The chancellor of exchequer’s new financial measures for the self-employed may come as a relief to some, but what about those that do not meet the eligibility criteria?
The insurance industry has voiced relief as the UK government unveiled plans yesterday to back self-employed people impacted by the coronavirus pandemic.
Chancellor of the exchequer, Rishi Sunak said the self-employed ”have not been forgotten” as he announced that they can now apply for a grant worth up to 80% of their average monthly profits.
The new self-employed income support scheme will offer a taxable grant worth 80% of average profits over the last three years.
There is up to £2,500 available per month to be paid in a single lump sum, but this will not arrive until the start of June at the earliest.
The announcement comes days after financial support was unveiled for small businesses.
It follows a surge in demand for freelancers and the gig economy that are classified as self employed has been seen due various social distancing and self-isolation measures put in place to mitigate the risk of coronavirus spreading.
But this means that those that insure them have also come under pressure as the frequency of work increases, and so does the amount of risk for these workers which could lead to more claims should they fall sick.
And the eligibility criteria for the new self-employed income support scheme excludes some that do not fit the model.
Sigh of relief
Keith Richards, managing director of engagement for the Chartered Insurance Institute, said the announcement comes as a “huge sigh of relief to many across the country and its membership, and that it is something many had been calling for over the last few weeks.
“Coupled with the interventions made already for small businesses and employees, this offers an unprecedented level of support to insurance businesses, at a time when many will be feeling the sharp economic effects of this crisis,” he said.
Janthana Kaenprakhamroy, chief executive and founder of on-demand insurer for the sharing economy, Tapoly told Insurance Times that the chancellor’s efforts to help and support the self-employed through this difficult time is “certainly positive”.
Exclusions
Although Kaenprakhamroy said, “it does leave some of those who don’t meet the eligibility criteria in a devastating situation, for example those who have just started being self-employed”.
This is because the scheme’s £50,000 cap on profits, and its other exclusions, will mean that not everyone will be supported, and we understand the need for the government to target help for individuals facing extreme financial pressure, Richards added.
Meanwhile Kaenprakhamroy said that Tapoly has seen an uptick in insurance cancellations as well as some claims queries for small businesses and freelancers, “so we know that this market segment is being hard hit by the coronavirus pandemic”.
Tapoly provides specialist commercial insurance products on-demand, specifically for self-employed, SMEs, freelancers and gig workers.
“Having said that, we are also seeing significant increase in demand for business interruption and medical malpractice policies.
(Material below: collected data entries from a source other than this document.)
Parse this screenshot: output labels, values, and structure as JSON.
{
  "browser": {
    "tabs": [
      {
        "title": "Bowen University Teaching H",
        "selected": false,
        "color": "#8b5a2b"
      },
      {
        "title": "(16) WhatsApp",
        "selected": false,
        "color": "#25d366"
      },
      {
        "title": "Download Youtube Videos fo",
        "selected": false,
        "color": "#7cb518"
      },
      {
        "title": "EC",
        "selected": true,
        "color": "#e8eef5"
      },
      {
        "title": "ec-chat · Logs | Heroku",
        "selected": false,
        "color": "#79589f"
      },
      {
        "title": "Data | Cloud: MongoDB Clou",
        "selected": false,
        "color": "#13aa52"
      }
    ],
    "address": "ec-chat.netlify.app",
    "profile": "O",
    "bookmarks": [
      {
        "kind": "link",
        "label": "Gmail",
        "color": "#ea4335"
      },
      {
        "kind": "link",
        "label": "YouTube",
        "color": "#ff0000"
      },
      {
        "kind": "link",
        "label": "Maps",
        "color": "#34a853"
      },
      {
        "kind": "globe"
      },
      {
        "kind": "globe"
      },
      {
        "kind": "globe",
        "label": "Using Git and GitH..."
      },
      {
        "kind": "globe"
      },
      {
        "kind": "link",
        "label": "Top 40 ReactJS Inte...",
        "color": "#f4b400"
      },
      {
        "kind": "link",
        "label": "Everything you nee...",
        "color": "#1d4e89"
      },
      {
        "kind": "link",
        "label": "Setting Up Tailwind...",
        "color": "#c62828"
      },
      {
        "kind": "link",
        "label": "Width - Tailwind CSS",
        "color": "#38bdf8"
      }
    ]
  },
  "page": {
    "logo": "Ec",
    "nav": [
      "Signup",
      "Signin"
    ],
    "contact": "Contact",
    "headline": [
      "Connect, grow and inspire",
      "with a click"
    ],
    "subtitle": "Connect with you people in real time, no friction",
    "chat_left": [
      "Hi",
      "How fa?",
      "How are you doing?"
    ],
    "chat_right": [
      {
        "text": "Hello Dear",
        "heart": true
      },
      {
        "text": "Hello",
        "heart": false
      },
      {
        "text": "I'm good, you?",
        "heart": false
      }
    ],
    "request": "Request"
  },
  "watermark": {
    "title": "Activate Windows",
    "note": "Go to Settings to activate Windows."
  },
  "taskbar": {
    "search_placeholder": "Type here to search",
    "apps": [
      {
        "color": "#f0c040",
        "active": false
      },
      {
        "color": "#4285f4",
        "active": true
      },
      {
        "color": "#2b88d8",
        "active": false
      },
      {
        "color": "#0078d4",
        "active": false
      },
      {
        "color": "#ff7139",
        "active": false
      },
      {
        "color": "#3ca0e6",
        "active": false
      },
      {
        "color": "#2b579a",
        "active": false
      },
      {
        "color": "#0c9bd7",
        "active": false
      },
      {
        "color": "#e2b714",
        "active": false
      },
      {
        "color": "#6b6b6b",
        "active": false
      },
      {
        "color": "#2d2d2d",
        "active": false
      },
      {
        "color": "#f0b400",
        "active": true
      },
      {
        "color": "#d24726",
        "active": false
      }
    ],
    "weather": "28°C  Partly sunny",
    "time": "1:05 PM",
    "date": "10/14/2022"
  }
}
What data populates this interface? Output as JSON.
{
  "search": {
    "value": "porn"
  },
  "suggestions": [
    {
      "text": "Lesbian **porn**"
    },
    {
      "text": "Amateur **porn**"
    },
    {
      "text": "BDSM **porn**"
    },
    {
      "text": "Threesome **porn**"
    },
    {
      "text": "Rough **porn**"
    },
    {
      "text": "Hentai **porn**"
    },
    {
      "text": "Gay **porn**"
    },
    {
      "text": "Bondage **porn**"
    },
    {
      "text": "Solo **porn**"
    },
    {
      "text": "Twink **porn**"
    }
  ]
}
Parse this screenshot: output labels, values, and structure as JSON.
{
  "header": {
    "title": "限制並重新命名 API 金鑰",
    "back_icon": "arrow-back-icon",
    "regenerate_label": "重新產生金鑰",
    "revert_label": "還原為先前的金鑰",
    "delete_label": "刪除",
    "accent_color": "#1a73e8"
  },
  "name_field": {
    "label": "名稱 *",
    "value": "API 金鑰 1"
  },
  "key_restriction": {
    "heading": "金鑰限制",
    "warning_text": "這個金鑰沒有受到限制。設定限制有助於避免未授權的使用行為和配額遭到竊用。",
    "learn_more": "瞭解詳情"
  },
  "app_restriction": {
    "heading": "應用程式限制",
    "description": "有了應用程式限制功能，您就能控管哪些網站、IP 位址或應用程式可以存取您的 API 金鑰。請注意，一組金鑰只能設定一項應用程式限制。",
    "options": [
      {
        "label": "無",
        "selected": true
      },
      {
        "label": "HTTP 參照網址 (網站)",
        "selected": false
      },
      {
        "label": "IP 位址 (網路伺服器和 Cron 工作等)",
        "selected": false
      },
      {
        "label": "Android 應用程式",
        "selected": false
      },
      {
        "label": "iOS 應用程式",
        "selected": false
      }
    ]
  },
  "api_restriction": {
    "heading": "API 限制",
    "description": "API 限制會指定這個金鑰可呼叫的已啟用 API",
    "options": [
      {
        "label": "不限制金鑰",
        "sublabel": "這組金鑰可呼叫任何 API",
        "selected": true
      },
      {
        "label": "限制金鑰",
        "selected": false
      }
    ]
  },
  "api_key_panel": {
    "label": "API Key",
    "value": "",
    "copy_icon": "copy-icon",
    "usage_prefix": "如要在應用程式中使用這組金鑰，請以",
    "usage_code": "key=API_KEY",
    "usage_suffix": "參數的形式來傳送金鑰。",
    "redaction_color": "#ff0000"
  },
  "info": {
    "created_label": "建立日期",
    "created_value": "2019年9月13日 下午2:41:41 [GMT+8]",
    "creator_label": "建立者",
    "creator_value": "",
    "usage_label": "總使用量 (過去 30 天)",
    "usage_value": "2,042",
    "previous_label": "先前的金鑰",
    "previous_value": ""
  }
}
I expect prices for some types of insurance products to go up due to increased claims during this period, which no doubt will have a knock-on effect on the premiums, and consumers could end up bearing the cost, she said.
“So, this government funding provides essential help and support to our freelancers and small businesses through the crisis.
”We are also working hard to find ways to relieve the pressures that our customers might be facing as we remain committed to continue protecting the self-employed, SMEs and gig workers, particularly now at such critical time, by offering flexibility and protection when they need it.”
Key role
Richards said: “Insurance plays a key role in society as well as the economy and the CII, through our dedicated Insurance Societies, will continue to keep the needs of consumers and the profession clearly on the radar of policymakers at a time when they are also impacted by the current challenges facing every profession.
The CII will continue to monitor the situation and raise issues with the government and regulator where it is in the public interest to help firms – either financially or through other means – to provide key support for consumers.
“We will do all we can to support those who are excluded, just as much as those who will be waiting for this new system to be up and running and for payments to begin, to ensure we continue to have such a vibrant, innovative marketplace,” he added.